Cuando aparecieron, la heroína y la cocaína estaban asociadas. La sociedad las metía en el mismo saco, eran las drogas duras, las que enganchaban a la muerte o devoraban el cerebro. Pero después se separaron, no tenían las mismas consecuencias, y eso ha contribuido seguro al cambio de percepción y al auge en España de la coca. (...)

La coca no se asocia a problemas, enfermad ni delincuencia, sino a diversión, estatus y prestigio, incluso. Ahí está de fondo esa imagen de éxito con la que entró. La coca era glamurosa. Después fue siendo de todos, pero con un perfil normalizado. No se distingue a quien la consume.
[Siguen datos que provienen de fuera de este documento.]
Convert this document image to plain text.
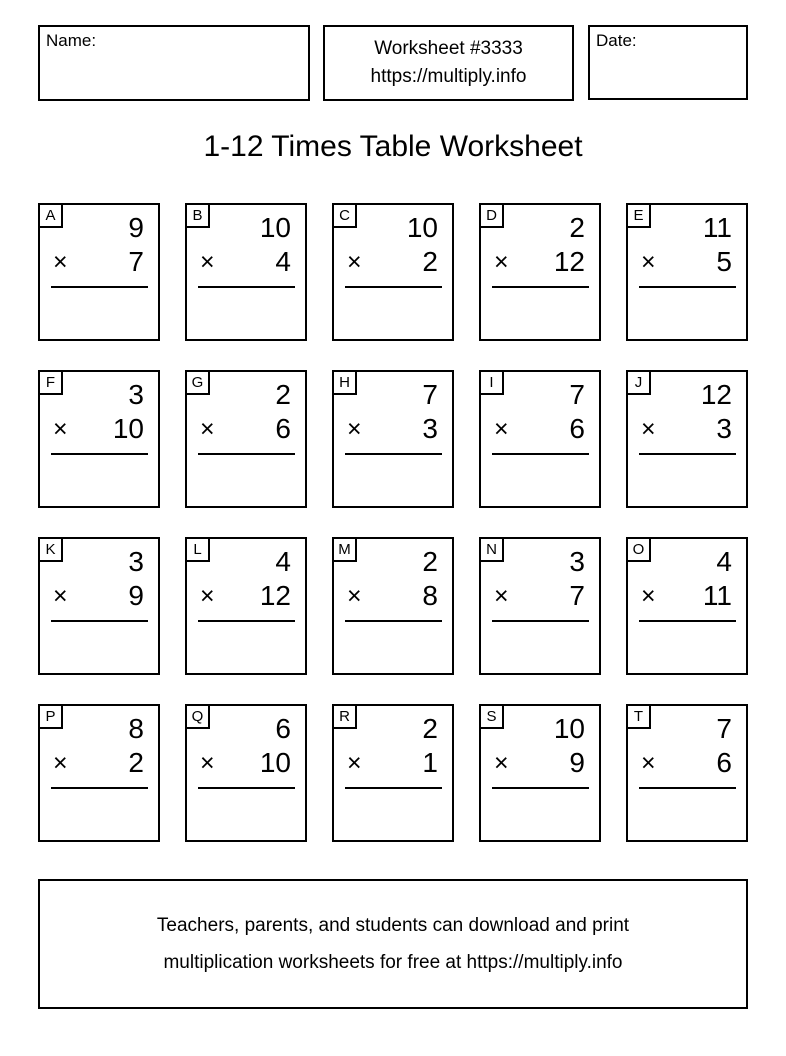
Name:	Worksheet #3333
https://multiply.info
Date:
1-12 Times Table Worksheet
A	9
× 7
B	10
× 4
C	10
× 2
D	2
× 12
E	11
× 5
F	3
× 10
G	2
× 6
H	7
× 3
I	7
× 6
J	12
× 3
K	3
× 9
L	4
× 12
M	2
× 8
N	3
× 7
O	4
× 11
P	8
× 2
Q	6
× 10
R	2
× 1
S	10
× 9
T	7
× 6
Teachers, parents, and students can download and print
multiplication worksheets for free at https://multiply.info
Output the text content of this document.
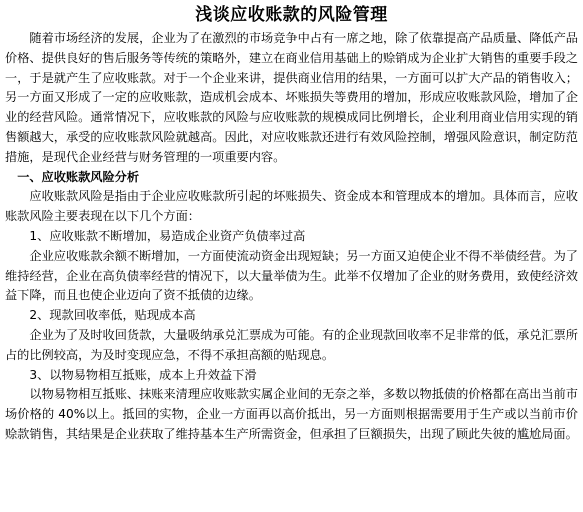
浅谈应收账款的风险管理

随着市场经济的发展，企业为了在激烈的市场竞争中占有一席之地，除了依靠提高产品质量、降低产品价格、提供良好的售后服务等传统的策略外，建立在商业信用基础上的赊销成为企业扩大销售的重要手段之一，于是就产生了应收账款。对于一个企业来讲，提供商业信用的结果，一方面可以扩大产品的销售收入；另一方面又形成了一定的应收账款，造成机会成本、坏账损失等费用的增加，形成应收账款风险，增加了企业的经营风险。通常情况下，应收账款的风险与应收账款的规模成同比例增长，企业利用商业信用实现的销售额越大，承受的应收账款风险就越高。因此，对应收账款还进行有效风险控制，增强风险意识，制定防范措施，是现代企业经营与财务管理的一项重要内容。

一、应收账款风险分析

应收账款风险是指由于企业应收账款所引起的坏账损失、资金成本和管理成本的增加。具体而言，应收账款风险主要表现在以下几个方面：

1、应收账款不断增加，易造成企业资产负债率过高

企业应收账款余额不断增加，一方面使流动资金出现短缺；另一方面又迫使企业不得不举债经营。为了维持经营，企业在高负债率经营的情况下，以大量举债为生。此举不仅增加了企业的财务费用，致使经济效益下降，而且也使企业迈向了资不抵债的边缘。

2、现款回收率低，贴现成本高

企业为了及时收回货款，大量吸纳承兑汇票成为可能。有的企业现款回收率不足非常的低，承兑汇票所占的比例较高，为及时变现应急，不得不承担高额的贴现息。

3、以物易物相互抵账，成本上升效益下滑

以物易物相互抵账、抹账来清理应收账款实属企业间的无奈之举，多数以物抵债的价格都在高出当前市场价格的 40%以上。抵回的实物，企业一方面再以高价抵出，另一方面则根据需要用于生产或以当前市价赊款销售，其结果是企业获取了维持基本生产所需资金，但承担了巨额损失，出现了顾此失彼的尴尬局面。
Quien lo hace lleva, de hecho, en la mayoría de los casos, una vida normal, aunque normal sea una palabra que diga poco en cuanto a vidas. Es el padre del niño en el parque, la compañera de trabajo, probablemente el político que aparece en el debate en televisión. Los pringados eran los de la heroína. El perico era de yupis; el caballo, de yonquis. Además, ya lo contaba el periódico en 1982, la coca no enganchaba. Parecía que se podía controlar siempre. El choque de sus imágenes contribuyó a establecer una diferencia abismal entre ellas y a ensalzar la cocaína. Si el consumidor de heroína atracaba para meterse un pico, el de cocaína podía dilapidarla soplando porque le sobraba la pasta. (...)



La Organización Mundial de la Salud no distingue entre unas y otras. Droga es «toda sustancia que, introducida en el organismo por cualquier vía de administración, produce una alteración, de algún modo, del natural funcionamiento del sistema nervioso central del individuo y es, además, susceptible de crear dependencia, ya sea psicológica, física o ambas». Como la cocaína. Pero también como el alcohol, el tabaco, el azúcar o como tantos medicamentos que se recetan a diario. (...)



El gran NO a las drogas, paradójicamente, también fomentaba su consumo. Frente al discurso hegemónico y la droga convertida en el demonio que atemorizaba a la sociedad, hasta situarla como uno de los principales problemas del país, drogarse era rebeldía, ir contra lo establecido, y su consumo furtivo fomentaba su atractivo. Las sustancias son lo que culturalmente se percibe de ellas, para bien o para mal. Con los años y la integración se fue reduciendo el encanto de la transgresión asociada a la coca, como se ha diluido su vinculación con el éxito; incluso la clandestinidad de su ritual tampoco es la que fue. También ha ido perdiendo su cualidad de rebeldía juvenil frente al sistema o de creación de identidad de grupo. Su nivel de consumo entre los menores de veinte años es el mismo que en los años noventa, a pesar de ser infinitamente más asequible. (...)


La ciencia es como una carrera de relevos, aunque solo hay medalla para el que llega a la meta. En 1855, cinco años antes de que Niemann se encerrara en el laboratorio de la universidad, su compatriota Friedrich Gaedcke había hecho la primera gran investigación con la coca, y se convirtió en el primero que aisló el alcaloide de sus hojas. Lo bautizó como eritroxilina, el nombre científico de las plantas de coca. En muchas ocasiones la ciencia es también una ruleta de la suerte que gira, como el mundo, y que el científico no sabe dónde se va a parar ni qué le va a deparar. Eso le sucedió a Niemann. (...)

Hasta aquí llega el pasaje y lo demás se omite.